I concur in the majority's opinion that Bruen's claim regarding UTHSC's failure to use a theater rope is a non-use of property for which immunity is not waived.   However, I disagree with the majority's analysis of the reason immunity is not waived with respect to Bruen's complaint about the condition of the ramp.

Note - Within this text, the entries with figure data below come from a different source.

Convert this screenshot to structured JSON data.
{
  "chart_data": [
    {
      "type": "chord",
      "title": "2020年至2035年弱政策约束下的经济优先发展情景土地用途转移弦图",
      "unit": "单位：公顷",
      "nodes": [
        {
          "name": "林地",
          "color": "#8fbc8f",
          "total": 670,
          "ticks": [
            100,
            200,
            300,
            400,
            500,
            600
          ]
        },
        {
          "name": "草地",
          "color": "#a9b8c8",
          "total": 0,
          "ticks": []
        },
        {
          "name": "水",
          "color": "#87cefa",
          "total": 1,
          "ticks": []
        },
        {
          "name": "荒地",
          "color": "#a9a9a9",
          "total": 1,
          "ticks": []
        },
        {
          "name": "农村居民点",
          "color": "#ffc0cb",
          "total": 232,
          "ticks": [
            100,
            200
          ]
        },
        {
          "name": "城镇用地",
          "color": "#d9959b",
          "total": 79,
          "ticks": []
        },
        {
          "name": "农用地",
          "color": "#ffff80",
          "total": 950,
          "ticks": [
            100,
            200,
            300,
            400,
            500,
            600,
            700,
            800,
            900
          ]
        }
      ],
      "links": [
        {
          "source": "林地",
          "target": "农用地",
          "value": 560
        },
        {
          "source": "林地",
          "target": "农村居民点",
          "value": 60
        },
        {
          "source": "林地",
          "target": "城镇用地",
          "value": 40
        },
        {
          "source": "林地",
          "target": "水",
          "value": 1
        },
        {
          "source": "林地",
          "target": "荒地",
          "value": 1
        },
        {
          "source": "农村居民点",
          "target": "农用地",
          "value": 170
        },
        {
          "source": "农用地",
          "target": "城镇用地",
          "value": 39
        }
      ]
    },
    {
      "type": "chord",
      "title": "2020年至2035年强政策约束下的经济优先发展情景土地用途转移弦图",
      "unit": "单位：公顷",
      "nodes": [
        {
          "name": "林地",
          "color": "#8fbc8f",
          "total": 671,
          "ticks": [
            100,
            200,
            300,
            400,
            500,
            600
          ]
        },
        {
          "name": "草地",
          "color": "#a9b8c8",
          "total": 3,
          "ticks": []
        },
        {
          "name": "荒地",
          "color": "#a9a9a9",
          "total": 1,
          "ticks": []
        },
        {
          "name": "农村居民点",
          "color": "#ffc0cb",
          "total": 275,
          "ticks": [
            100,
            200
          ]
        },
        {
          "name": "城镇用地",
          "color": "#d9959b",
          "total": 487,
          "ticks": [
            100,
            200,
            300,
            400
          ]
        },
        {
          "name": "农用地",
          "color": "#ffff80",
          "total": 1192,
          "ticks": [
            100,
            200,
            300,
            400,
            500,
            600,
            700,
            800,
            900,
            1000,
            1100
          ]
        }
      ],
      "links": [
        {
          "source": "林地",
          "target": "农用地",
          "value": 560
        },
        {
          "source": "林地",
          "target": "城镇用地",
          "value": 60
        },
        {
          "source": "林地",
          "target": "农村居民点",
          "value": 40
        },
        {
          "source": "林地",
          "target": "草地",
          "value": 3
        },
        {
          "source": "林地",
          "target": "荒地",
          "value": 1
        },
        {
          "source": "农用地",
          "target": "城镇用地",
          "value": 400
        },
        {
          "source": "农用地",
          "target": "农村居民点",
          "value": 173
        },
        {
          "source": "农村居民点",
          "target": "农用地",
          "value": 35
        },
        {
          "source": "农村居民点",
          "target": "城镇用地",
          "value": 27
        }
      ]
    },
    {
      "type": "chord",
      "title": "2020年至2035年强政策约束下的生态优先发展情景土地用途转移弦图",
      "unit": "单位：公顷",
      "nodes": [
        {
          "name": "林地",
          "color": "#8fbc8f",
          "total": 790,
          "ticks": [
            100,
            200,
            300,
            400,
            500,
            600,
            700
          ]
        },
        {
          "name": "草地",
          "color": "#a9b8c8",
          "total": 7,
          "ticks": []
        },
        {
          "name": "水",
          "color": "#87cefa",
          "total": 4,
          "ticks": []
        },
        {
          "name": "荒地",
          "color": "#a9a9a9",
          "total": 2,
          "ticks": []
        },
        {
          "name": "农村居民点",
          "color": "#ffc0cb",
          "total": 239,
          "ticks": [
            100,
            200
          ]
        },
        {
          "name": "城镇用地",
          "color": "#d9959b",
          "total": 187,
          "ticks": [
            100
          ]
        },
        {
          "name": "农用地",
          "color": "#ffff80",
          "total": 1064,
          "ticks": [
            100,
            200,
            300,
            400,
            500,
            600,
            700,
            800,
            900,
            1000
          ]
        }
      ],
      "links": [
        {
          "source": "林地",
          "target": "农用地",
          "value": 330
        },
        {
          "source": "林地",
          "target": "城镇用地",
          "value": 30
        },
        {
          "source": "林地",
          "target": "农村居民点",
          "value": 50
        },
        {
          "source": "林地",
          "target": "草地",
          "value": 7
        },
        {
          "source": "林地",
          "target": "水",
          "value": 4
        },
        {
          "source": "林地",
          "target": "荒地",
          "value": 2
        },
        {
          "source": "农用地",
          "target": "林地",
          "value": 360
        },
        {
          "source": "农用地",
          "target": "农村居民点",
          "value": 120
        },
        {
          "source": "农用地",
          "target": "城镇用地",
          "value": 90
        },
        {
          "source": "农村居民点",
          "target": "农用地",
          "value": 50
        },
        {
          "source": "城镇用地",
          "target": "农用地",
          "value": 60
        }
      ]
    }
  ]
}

With regard to Bruen's claim about the dangerous condition of the ramp, I agree that UTHSC has immunity under section 101.056 of the TTCA but not for the reason given in the majority opinion.   UTHSC retains immunity under section 101.056 for the failure to perform an act that it is not required by law to perform and for its decision not to perform an act if the law leaves the performance or nonperformance to its discretion.   Tex. Civ. Prac. & Rem.Code Ann. § 101.056 (Vernon 1997).   In this case, altering the ramp to comply with the ADA requirements was only one option available to UTHSC under section 35.150 of the ADA regulations.  28 C.F.R. § 35.150(b)(1) (listing methods that a public entity may use to comply with ADA requirements).   Therefore, the ADA regulations left the decision with regard to whether the ramp should be altered to UTHSC's discretion.   Since the alteration of the ramp's design was only one of several options available to UTHSC, the law did not require UTHSC to alter the ramp, and UTHSC retained immunity.   See Tex. Civ. Prac. & Rem.Code Ann. § 101.056 (Vernon 1997). This concurrence should not be read that immunity is retained where compliance with the ADA regulations requires the alteration of a facility's design, whether the plaintiff is disabled or not.   Under the facts in this case, alteration of the ramp's design simply is not mandatory under the law.

For these reasons, I would reverse the trial court's order and dismiss the underlying claims for lack of jurisdiction.

Opinion by:  SARAH B. DUNCAN, Justice.

Concurring opinion by:  PHIL HARDBERGER, Chief Justice.